Background: Although therapeutic angiogenesis is a most promising strategy for the treatment of myocardial infarction (MI), it remains unknown if and how endogenous angiogenesis inhibitors, such as endostatin, regulate angiogenesis in MI. In the present study the role of endostatin in left ventricular (LV) remodeling and heart failure was tested in a rat MI model.

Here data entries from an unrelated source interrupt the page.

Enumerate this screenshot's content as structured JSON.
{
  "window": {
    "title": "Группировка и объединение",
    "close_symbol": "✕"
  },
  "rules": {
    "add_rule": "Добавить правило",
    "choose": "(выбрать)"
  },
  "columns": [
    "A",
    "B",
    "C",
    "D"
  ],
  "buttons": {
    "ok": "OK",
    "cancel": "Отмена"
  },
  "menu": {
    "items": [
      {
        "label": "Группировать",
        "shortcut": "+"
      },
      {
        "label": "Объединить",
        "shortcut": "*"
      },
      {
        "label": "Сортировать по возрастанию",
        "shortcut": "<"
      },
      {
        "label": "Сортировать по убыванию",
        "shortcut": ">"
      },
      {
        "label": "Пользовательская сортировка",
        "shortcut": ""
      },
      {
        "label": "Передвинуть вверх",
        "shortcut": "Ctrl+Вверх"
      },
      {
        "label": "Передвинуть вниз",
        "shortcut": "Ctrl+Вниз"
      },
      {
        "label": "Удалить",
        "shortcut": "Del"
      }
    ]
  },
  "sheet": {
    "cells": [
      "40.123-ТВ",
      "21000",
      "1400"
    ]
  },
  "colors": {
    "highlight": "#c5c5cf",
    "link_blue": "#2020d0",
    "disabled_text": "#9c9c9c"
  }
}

Methods and results: When exposed to hypoxia, rat cardiomyocytes showed increased expression of endostatin. After MI induction in the rat MI model, endostatin expression was upregulated in cardiomyocytes, and serum endostatin levels were significantly elevated. Anti-endostatin antibody treatment resulted in significantly higher mortality of MI rats than controls. The MI rats with endostatin neutralization displayed adverse LV remodeling and severe heart failure compared with control MI rats. Although angiogenesis was increased, tissue remodeling and interstitial fibrosis were further exaggerated in post-MI hearts by endostatin neutralization. Furthermore, the expression and protease activity of matrix metalloproteinases -2 and -9, and of angiotensin-converting enzyme were markedly elevated by endostatin neutralization.
Conclusions: Neutralization of endostatin worsens the symptoms and outcomes of MI in a rat model. The results imply that endogenous endostatin/collagen XVIII may suppress aberrant LV remodeling and heart failure after MI. (Circ J 2010; 74: 109 - 119).